Clay Holmes has been so automatic this season that when he was handed a three-run lead in the ninth inning Tuesday night, the buses would have been smart to start warming up.
Instead, the freshly named All-Star closer never found his command, throwing the Yankees’ win away like he did with a few pitches to the backstop.
The Reds did what no other team had this season, scoring four runs off Holmes in the ninth inning to stun the Yankees, handing them a 4-3 loss and only their second three-game losing streak of the season.
The Yankees (61-26) have been 49-0 when leading after the eighth inning this year. But in a rare clunker, Holmes allowed more runs on Tuesday than he had all season combined (three) while failing to record an out.
“That can’t happen,” said Holmes, who threw only five of his 16 pitches for strikes as his ERA ballooned from 0.46 to 1.37. “I gotta be a little better at making some in-game adjustments. …there [were] a couple pitches that the sinker just didn’t feel right and I think I just started to let myself lose some direction there. Once that happened, it was really hard to right the ship. Just a ton of uncompetitive pitches.”
Entering the game with a 3-0 lead, Holmes faced five batters and retired none, loading the bases on a walk, single and hit-by-pitch, leading to a visit from pitching coach Matt Blake. But his struggles continued from there, allowing an RBI single that got under the glove of a diving Isiah Kiner-Falefa before hitting Kyle Farmer to make it 3-2.
“He just didn’t have the command,” manager Aaron Boone said. “Just uncharacteristically really out of the zone.”

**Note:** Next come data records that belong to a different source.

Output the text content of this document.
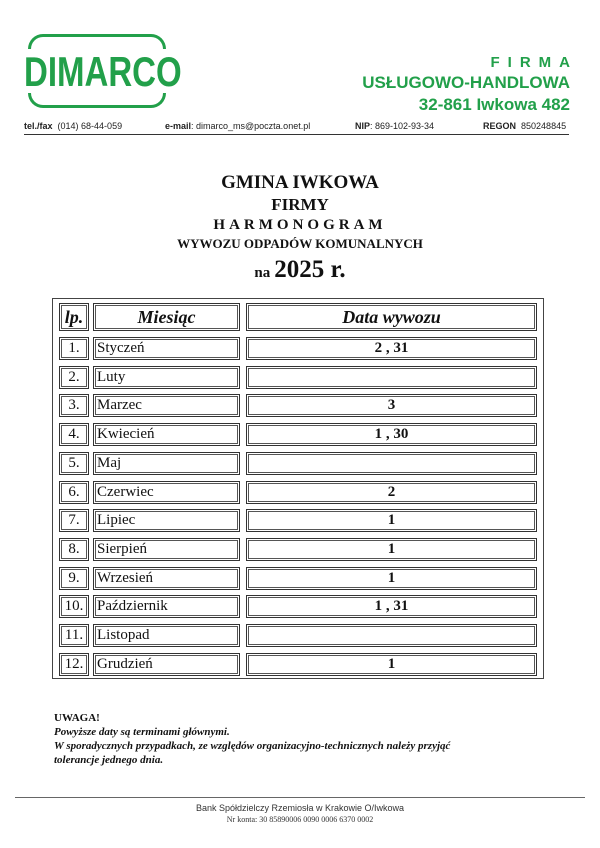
DIMARCO	FIRMA
USŁUGOWO-HANDLOWA
32-861 Iwkowa 482
tel./fax (014) 68-44-059	e-mail: dimarco_ms@poczta.onet.pl	NIP: 869-102-93-34	REGON 850248845
GMINA IWKOWA
FIRMY
HARMONOGRAM
WYWOZU ODPADÓW KOMUNALNYCH
na 2025 r.
lp.	Miesiąc	Data wywozu
1.	Styczeń	2 , 31
2.	Luty
3.	Marzec	3
4.	Kwiecień	1 , 30
5.	Maj
6.	Czerwiec	2
7.	Lipiec	1
8.	Sierpień	1
9.	Wrzesień	1
10. Październik	1 , 31
11. Listopad
12. Grudzień	1
UWAGA!
Powyższe daty są terminami głównymi.
W sporadycznych przypadkach, ze względów organizacyjno-technicznych należy przyjąć
tolerancje jednego dnia.
Bank Spółdzielczy Rzemiosła w Krakowie O/Iwkowa
Nr konta: 30 85890006 0090 0006 6370 0002
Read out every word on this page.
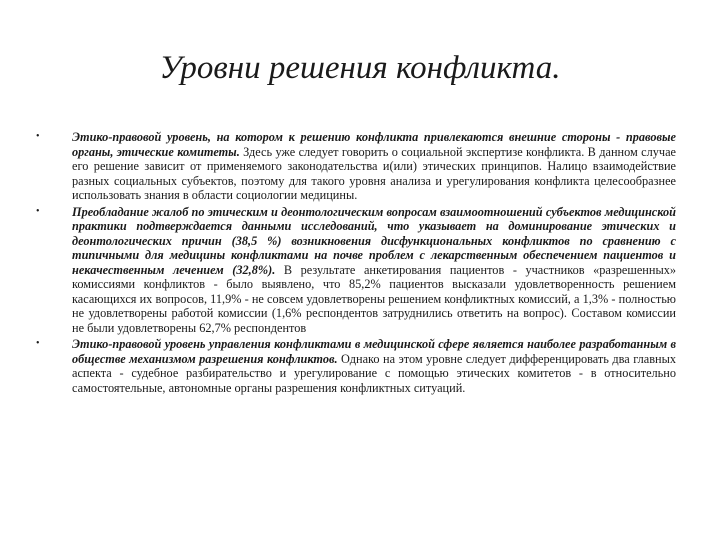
Уровни решения конфликта.
•	Этико-правовой уровень, на котором к решению конфликта привлекаются внешние стороны - правовые органы, этические комитеты. Здесь уже следует говорить о социальной экспертизе конфликта. В данном случае его решение зависит от применяемого законодательства и(или) этических принципов. Налицо взаимодействие разных социальных субъектов, поэтому для такого уровня анализа и урегулирования конфликта целесообразнее использовать знания в области социологии медицины.
•	Преобладание жалоб по этическим и деонтологическим вопросам взаимоотношений субъектов медицинской практики подтверждается данными исследований, что указывает на доминирование этических и деонтологических причин (38,5 %) возникновения дисфункциональных конфликтов по сравнению с типичными для медицины конфликтами на почве проблем с лекарственным обеспечением пациентов и некачественным лечением (32,8%). В результате анкетирования пациентов - участников «разрешенных» комиссиями конфликтов - было выявлено, что 85,2% пациентов высказали удовлетворенность решением касающихся их вопросов, 11,9% - не совсем удовлетворены решением конфликтных комиссий, а 1,3% - полностью не удовлетворены работой комиссии (1,6% респондентов затруднились ответить на вопрос). Составом комиссии не были удовлетворены 62,7% респондентов
•	Этико-правовой уровень управления конфликтами в медицинской сфере является наиболее разработанным в обществе механизмом разрешения конфликтов. Однако на этом уровне следует дифференцировать два главных аспекта - судебное разбирательство и урегулирование с помощью этических комитетов - в относительно самостоятельные, автономные органы разрешения конфликтных ситуаций.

Boone then yanked Holmes for Wandy Peralta, who nearly pulled off the escape act. He got Donovan Solano and Nick Senzel to ground into fielder’s choices, though both may have had chances to become double plays.
On the former, catcher Jose Trevino caught the force out at home before bobbling the transfer and losing a chance to throw to first. On the latter, Josh Donaldson fielded a ground ball at third and threw home to take the sure second out instead of trying to start a 5-4-3 double play. Boone said he thought it was the right play in real time.
“The only ball that I was going to go to second base with in that moment was like a one-hop ball at me that had enough steam,” Donaldson said. “Knowing how well [Senzel] runs, it’s going to have to be a perfect throw to second, perfect transfer, perfect throw to first base.”
The Reds (33-54) took advantage, as Jonathan India came up next and with two strikes lofted a broken bat, two-run single to right-center field for the 4-3 lead.
Holmes’ off night wasted seven shutout innings from Gerrit Cole, who struck out 11 and looked primed to get the Yankees back on track after back-to-back losses to the Red Sox over the weekend.
“[Holmes has] picked us up so many times, it’s just a bummer we couldn’t pick him up tonight,” Cole said. “Sometimes these nights are gonna happen. We’re going to look for the next opportunity to pick him up, that’s for sure.”
The Yankees had at least one base runner in every inning but couldn’t muster more than three runs. Gleyber Torres was their main source of offense, going 3-for-4 with two doubles, a walk and two runs while also playing strong defense. It marked his sixth multi-hit effort over his last eight games, this one coming out of the No. 2 spot in the lineup on a night when Aaron Judge rested.
But it was all for naught as Holmes’ rough night led to an equally rare three-game skid for the Yankees.
“Obviously the last few games are not indicative of who we are,” Donaldson said. “It happens, it’s baseball.”